Member of Parliament, Lok Sabha
- In office 1967-1971
- Preceded by: constituency established
- Succeeded by: Manoranjan Hazra
- Constituency: Arambagh, West Bengal

Personal details
- Born: 20 November 1915 Calcutta, Bengal Presidency, British India
- Died: 27 January 1996 (aged 80)
- Party: Forward Bloc
- Spouse: Jyotsna Bose

= Amiya Nath Bose =

Indian politician (1915–1996)

Amiya Nath Bose (20 November 1915 - 27 January 1996) was an Indian politician.
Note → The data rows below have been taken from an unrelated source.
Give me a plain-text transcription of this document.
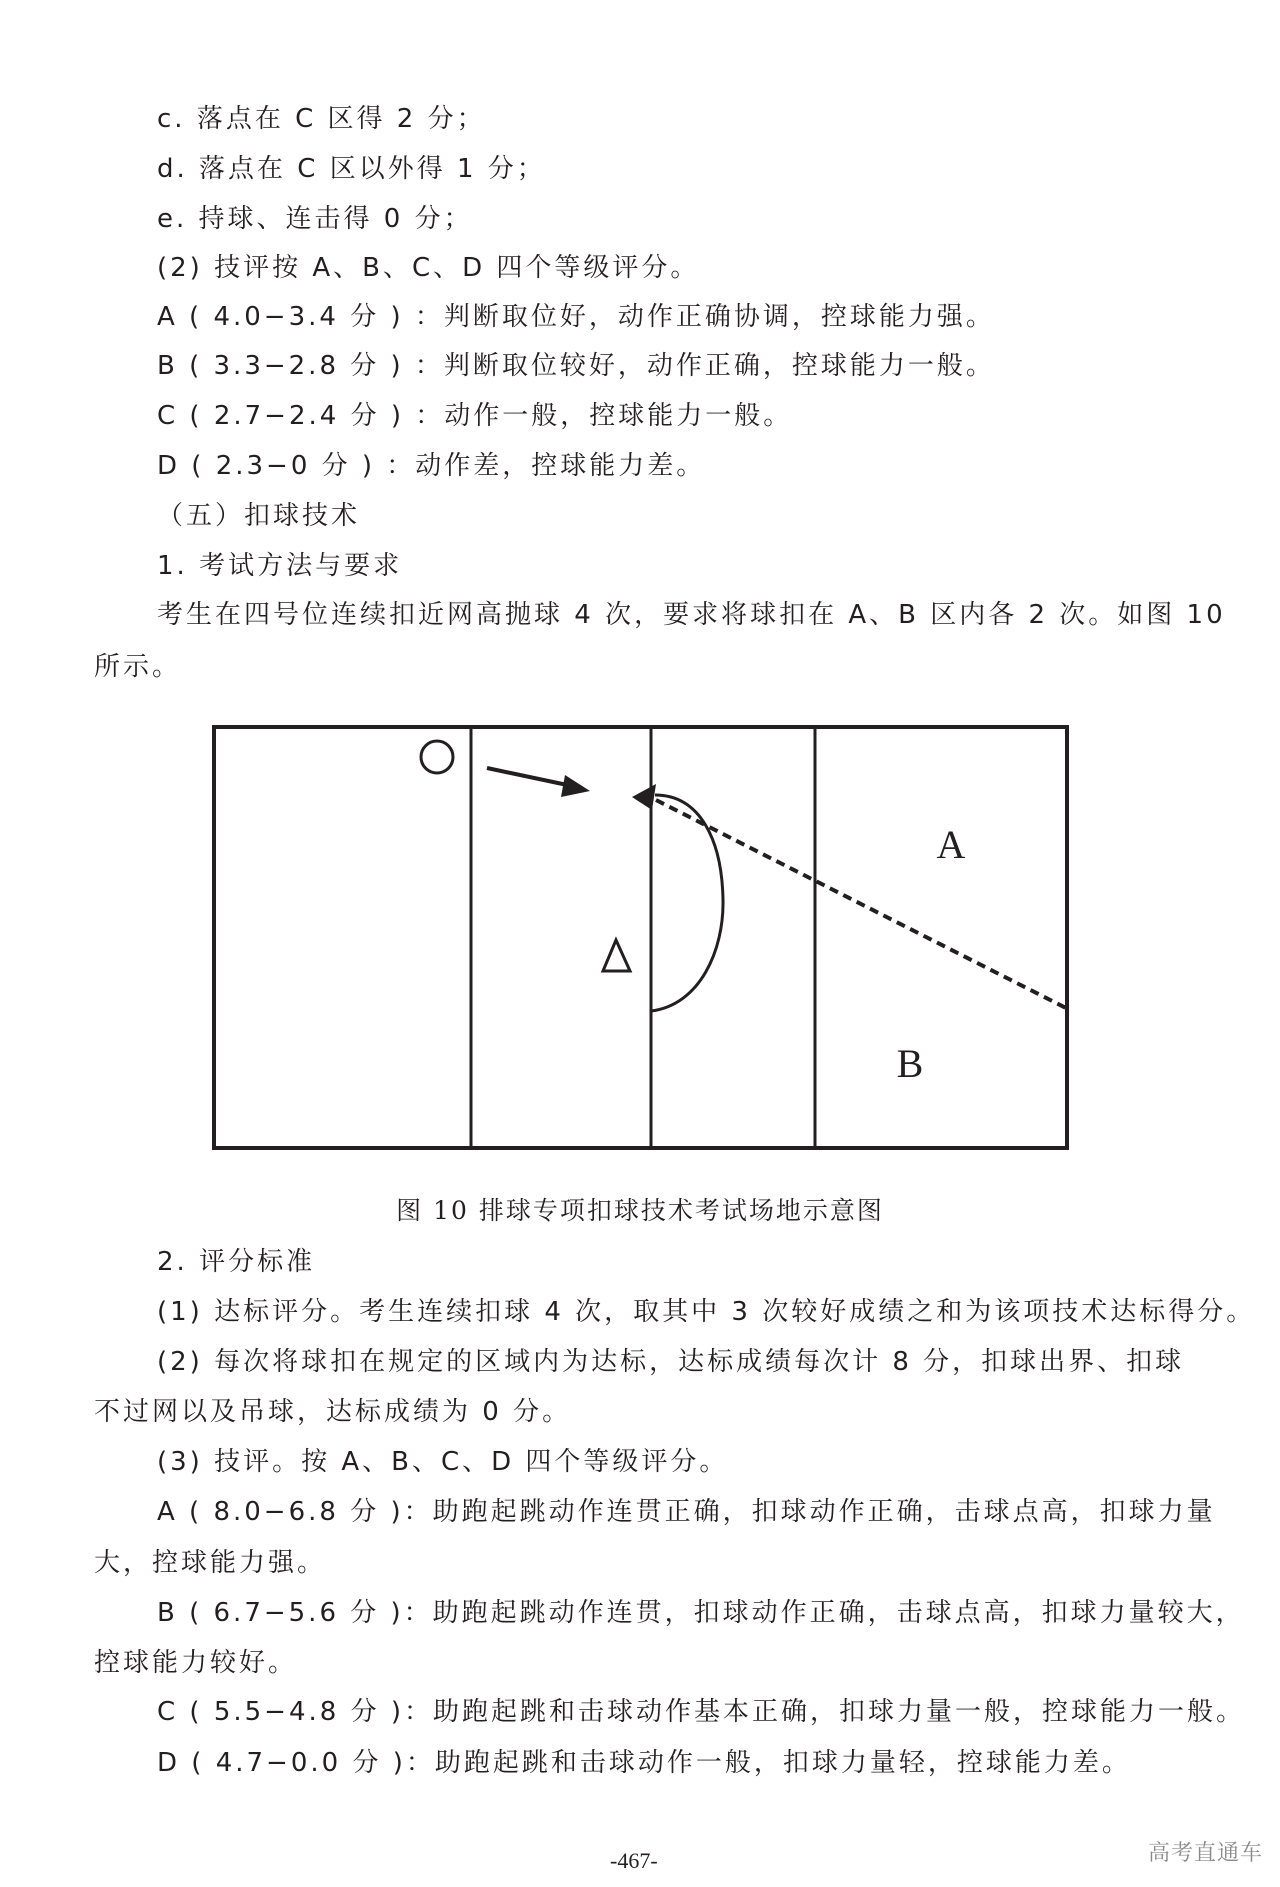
c. 落点在 C 区得 2 分；
d. 落点在 C 区以外得 1 分；
e. 持球、连击得 0 分；
(2) 技评按 A、B、C、D 四个等级评分。
A ( 4.0−3.4 分 ) ：判断取位好，动作正确协调，控球能力强。
B ( 3.3−2.8 分 ) ：判断取位较好，动作正确，控球能力一般。
C ( 2.7−2.4 分 ) ：动作一般，控球能力一般。
D ( 2.3−0 分 ) ：动作差，控球能力差。
（五）扣球技术
1. 考试方法与要求
考生在四号位连续扣近网高抛球 4 次，要求将球扣在 A、B 区内各 2 次。如图 10
所示。
A
B
图 10 排球专项扣球技术考试场地示意图
2. 评分标准
(1) 达标评分。考生连续扣球 4 次，取其中 3 次较好成绩之和为该项技术达标得分。
(2) 每次将球扣在规定的区域内为达标，达标成绩每次计 8 分，扣球出界、扣球
不过网以及吊球，达标成绩为 0 分。
(3) 技评。按 A、B、C、D 四个等级评分。
A ( 8.0−6.8 分 )：助跑起跳动作连贯正确，扣球动作正确，击球点高，扣球力量
大，控球能力强。
B ( 6.7−5.6 分 )：助跑起跳动作连贯，扣球动作正确，击球点高，扣球力量较大，
控球能力较好。
C ( 5.5−4.8 分 )：助跑起跳和击球动作基本正确，扣球力量一般，控球能力一般。
D ( 4.7−0.0 分 )：助跑起跳和击球动作一般，扣球力量轻，控球能力差。
-467-	高考直通车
He was elected to the Lok Sabha, lower house of the Parliament of India from Arambagh in West Bengal as a member of the Forward Bloc.

==Life==
Amiya Nath Bose was the son of the independence activist Sarat Chandra Bose and Vibhabati Devi. His uncle was Subhas Chandra Bose, founder of the All India Forward Bloc. In 1937 he started studying economics at Cambridge University, where he gained a second-class BA, and he was called to the Bar in 1941. He was kept under government surveillance, suspected of radical anti-imperialism. In 1942 he helped found the Committee of Indian Congressmen (CIC), becoming General Secretary. However, his rumoured pro-Axis leanings led to internal conflict in the party. In 1944 he moved to Birmingham to escape the bombings, and helped organize the Indian Political Conference in Birmingham in 1944.